Based on that, we can arrive at a player's Batting Runs (BtRuns).  Cabrera currently has 57 BtRuns which means that he has contributed 57 runs beyond what you would expect from an average player.  As shown in Table 2, that ranks him 18th on the Tigers all-time single-season list.  Cabrera still has 13 games to go, so he has a chance to move up the list. As with OPS+, Cabrera had even better seasons in 2011 (71) and 2010 (64).
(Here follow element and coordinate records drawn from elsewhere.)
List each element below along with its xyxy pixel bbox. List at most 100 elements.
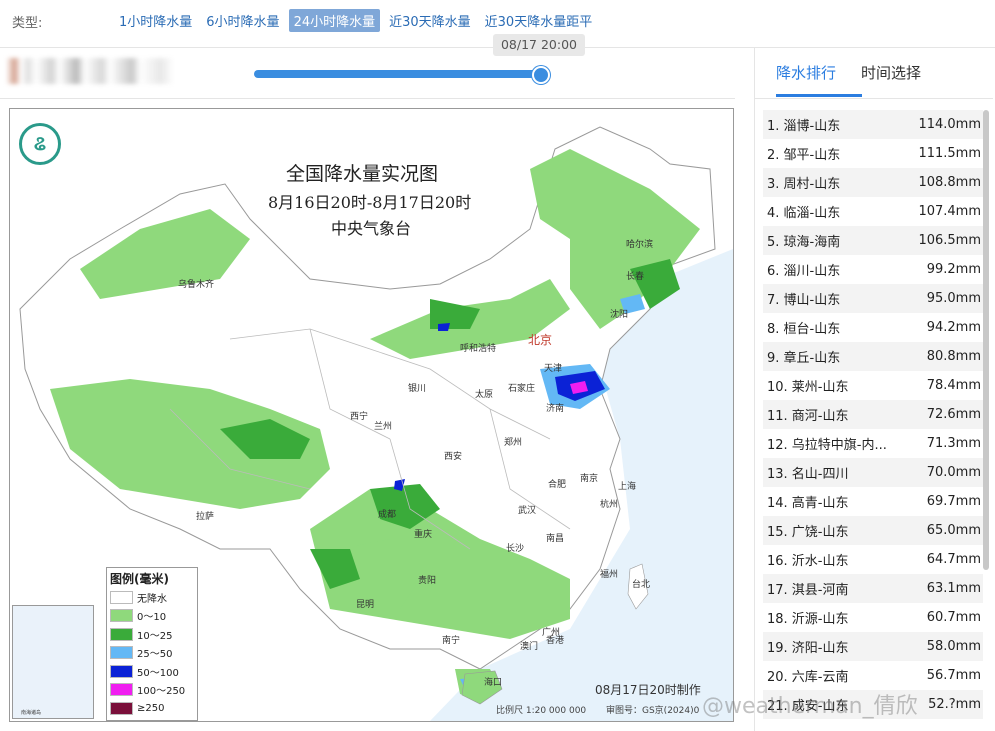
city-label: 呼和浩特 bbox=[460, 344, 497, 354]
tab-6h-precip[interactable]: 6小时降水量 bbox=[201, 9, 284, 32]
legend-label: 无降水 bbox=[137, 593, 167, 605]
tab-30d-anomaly[interactable]: 近30天降水量距平 bbox=[480, 9, 598, 32]
precip-value: 69.7mm bbox=[926, 494, 981, 509]
legend-swatch bbox=[110, 627, 133, 641]
city-label: 贵阳 bbox=[418, 576, 437, 586]
station-name: 19. 济阳-山东 bbox=[767, 641, 849, 656]
list-item[interactable]: 11. 商河-山东 72.6mm bbox=[763, 400, 983, 429]
south-china-sea-inset: 南海诸岛 bbox=[12, 605, 94, 719]
station-name: 5. 琼海-海南 bbox=[767, 235, 841, 250]
list-item[interactable]: 10. 莱州-山东 78.4mm bbox=[763, 371, 983, 400]
city-label: 上海 bbox=[618, 482, 637, 492]
tab-24h-precip[interactable]: 24小时降水量 bbox=[288, 9, 381, 32]
map-org: 中央气象台 bbox=[331, 219, 412, 238]
legend-swatch bbox=[110, 646, 133, 660]
list-item[interactable]: 16. 沂水-山东 64.7mm bbox=[763, 545, 983, 574]
legend-item: 50～100 bbox=[107, 662, 197, 681]
city-label: 香港 bbox=[546, 636, 565, 646]
list-item[interactable]: 5. 琼海-海南 106.5mm bbox=[763, 226, 983, 255]
city-label: 乌鲁木齐 bbox=[178, 280, 215, 290]
timeline: 08/17 20:00 bbox=[0, 34, 740, 98]
legend-swatch bbox=[110, 701, 133, 715]
list-item[interactable]: 13. 名山-四川 70.0mm bbox=[763, 458, 983, 487]
city-label: 澳门 bbox=[520, 642, 539, 652]
station-name: 18. 沂源-山东 bbox=[767, 612, 849, 627]
precip-value: 56.7mm bbox=[926, 668, 981, 683]
side-panel: 降水排行 时间选择 1. 淄博-山东 114.0mm 2. 邹平-山东 111.5m… bbox=[754, 48, 993, 731]
city-label: 济南 bbox=[546, 404, 565, 414]
legend-label: 0～10 bbox=[137, 612, 167, 624]
city-label: 西宁 bbox=[350, 412, 369, 422]
precip-value: 114.0mm bbox=[918, 117, 981, 132]
city-label: 哈尔滨 bbox=[626, 240, 654, 250]
station-name: 3. 周村-山东 bbox=[767, 177, 841, 192]
legend-swatch bbox=[110, 590, 133, 604]
city-label: 重庆 bbox=[414, 530, 433, 540]
city-label: 太原 bbox=[475, 390, 494, 400]
precip-value: 71.3mm bbox=[926, 436, 981, 451]
precipitation-map: ଌ 全国降水量实况图 8月16日20时-8月17日20时 中央气象台 北京 乌鲁… bbox=[9, 108, 734, 722]
type-label: 类型: bbox=[12, 16, 43, 31]
station-name: 7. 博山-山东 bbox=[767, 293, 841, 308]
legend-label: ≥250 bbox=[137, 702, 165, 714]
station-name: 11. 商河-山东 bbox=[767, 409, 849, 424]
watermark: @weatherman_倩欣 bbox=[702, 694, 918, 719]
list-item[interactable]: 9. 章丘-山东 80.8mm bbox=[763, 342, 983, 371]
list-item[interactable]: 3. 周村-山东 108.8mm bbox=[763, 168, 983, 197]
city-label: 银川 bbox=[408, 384, 427, 394]
legend-label: 100～250 bbox=[137, 686, 186, 698]
list-item[interactable]: 1. 淄博-山东 114.0mm bbox=[763, 110, 983, 139]
city-label: 拉萨 bbox=[196, 512, 215, 522]
legend-item: 10～25 bbox=[107, 625, 197, 644]
station-name: 17. 淇县-河南 bbox=[767, 583, 849, 598]
list-item[interactable]: 18. 沂源-山东 60.7mm bbox=[763, 603, 983, 632]
city-label: 北京 bbox=[528, 333, 553, 347]
precip-value: 65.0mm bbox=[926, 523, 981, 538]
list-item[interactable]: 8. 桓台-山东 94.2mm bbox=[763, 313, 983, 342]
map-production-time: 08月17日20时制作 bbox=[595, 683, 701, 697]
list-item[interactable]: 2. 邹平-山东 111.5mm bbox=[763, 139, 983, 168]
precip-value: 72.6mm bbox=[926, 407, 981, 422]
list-item[interactable]: 17. 淇县-河南 63.1mm bbox=[763, 574, 983, 603]
station-name: 13. 名山-四川 bbox=[767, 467, 849, 482]
tab-30d-precip[interactable]: 近30天降水量 bbox=[384, 9, 476, 32]
time-slider-track[interactable] bbox=[254, 70, 540, 78]
legend-swatch bbox=[110, 664, 133, 678]
city-label: 南宁 bbox=[442, 636, 461, 646]
city-label: 成都 bbox=[378, 510, 397, 520]
tab-1h-precip[interactable]: 1小时降水量 bbox=[114, 9, 197, 32]
list-item[interactable]: 14. 高青-山东 69.7mm bbox=[763, 487, 983, 516]
station-name: 9. 章丘-山东 bbox=[767, 351, 841, 366]
city-label: 台北 bbox=[632, 580, 651, 590]
list-item[interactable]: 4. 临淄-山东 107.4mm bbox=[763, 197, 983, 226]
tab-time-select[interactable]: 时间选择 bbox=[861, 62, 921, 83]
precip-value: 95.0mm bbox=[926, 291, 981, 306]
scrollbar[interactable] bbox=[983, 110, 989, 570]
active-tab-indicator bbox=[776, 94, 862, 97]
precip-value: 63.1mm bbox=[926, 581, 981, 596]
list-item[interactable]: 6. 淄川-山东 99.2mm bbox=[763, 255, 983, 284]
legend-item: 无降水 bbox=[107, 588, 197, 607]
legend-title: 图例(毫米) bbox=[110, 572, 169, 586]
list-item[interactable]: 15. 广饶-山东 65.0mm bbox=[763, 516, 983, 545]
legend-label: 10～25 bbox=[137, 630, 173, 642]
legend-item: 100～250 bbox=[107, 681, 197, 700]
list-item[interactable]: 7. 博山-山东 95.0mm bbox=[763, 284, 983, 313]
tab-precip-ranking[interactable]: 降水排行 bbox=[776, 62, 836, 83]
station-name: 1. 淄博-山东 bbox=[767, 119, 841, 134]
precip-value: 78.4mm bbox=[926, 378, 981, 393]
city-label: 郑州 bbox=[504, 438, 523, 448]
city-label: 南昌 bbox=[546, 534, 565, 544]
station-name: 14. 高青-山东 bbox=[767, 496, 849, 511]
station-name: 8. 桓台-山东 bbox=[767, 322, 841, 337]
legend-item: ≥250 bbox=[107, 699, 197, 718]
station-name: 10. 莱州-山东 bbox=[767, 380, 849, 395]
city-label: 长春 bbox=[626, 272, 645, 282]
list-item[interactable]: 19. 济阳-山东 58.0mm bbox=[763, 632, 983, 661]
city-label: 沈阳 bbox=[610, 310, 629, 320]
legend-swatch bbox=[110, 609, 133, 623]
city-label: 合肥 bbox=[548, 480, 567, 490]
list-item[interactable]: 20. 六库-云南 56.7mm bbox=[763, 661, 983, 690]
list-item[interactable]: 12. 乌拉特中旗-内... 71.3mm bbox=[763, 429, 983, 458]
time-slider-handle[interactable] bbox=[532, 66, 550, 84]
First baseman Norm Cash is the Tigers all-time leader with 85 BtRuns in 1961.  Beyond that, we see the same familiar names populating the table - Cobb, Cabrera, Geenberg and Heilmann.

 
Table 2: Tigers Single-Season Batting Runs Leaders

Player
Year
PA
BtRuns
Norm Cash
1961
673
85
Ty Cobb
1911
654
76
Ty Cobb
1917
669
75
Harry Heilmann
1923
627
74
Miguel Cabrera
2011
688
71
Ty Cobb
1915
700
70
Ty Cobb
1912
609
69
Hank Greenberg
1937
701
67
Ty Cobb
1910
590
66
Miguel Cabrera
2010
648
64
Hank Greenberg
1940
670
64
Harry Heilmann
1927
596
64
Ty Cobb
1909
651
62
Hank Greenberg
1935
710
62
Magglio Ordonez
2007
679
61
Hank Greenberg
1938
681
61
Harry Heilmann
1921
672
60
Miguel Cabrera
2012
646
57
Ty Cobb
1916
636
56
Ty Cobb
1922
613
56

Data Source: Baseball-Reference


What I find most interesting about these compilations is Cabrera's three-year run of 191 Batting Runs which is surpassed only by Cobb's 211 in 1910-1912.  Cabrera's 2012 season has certainly been outstanding, but his consistent greatness over three years has been even more impressive.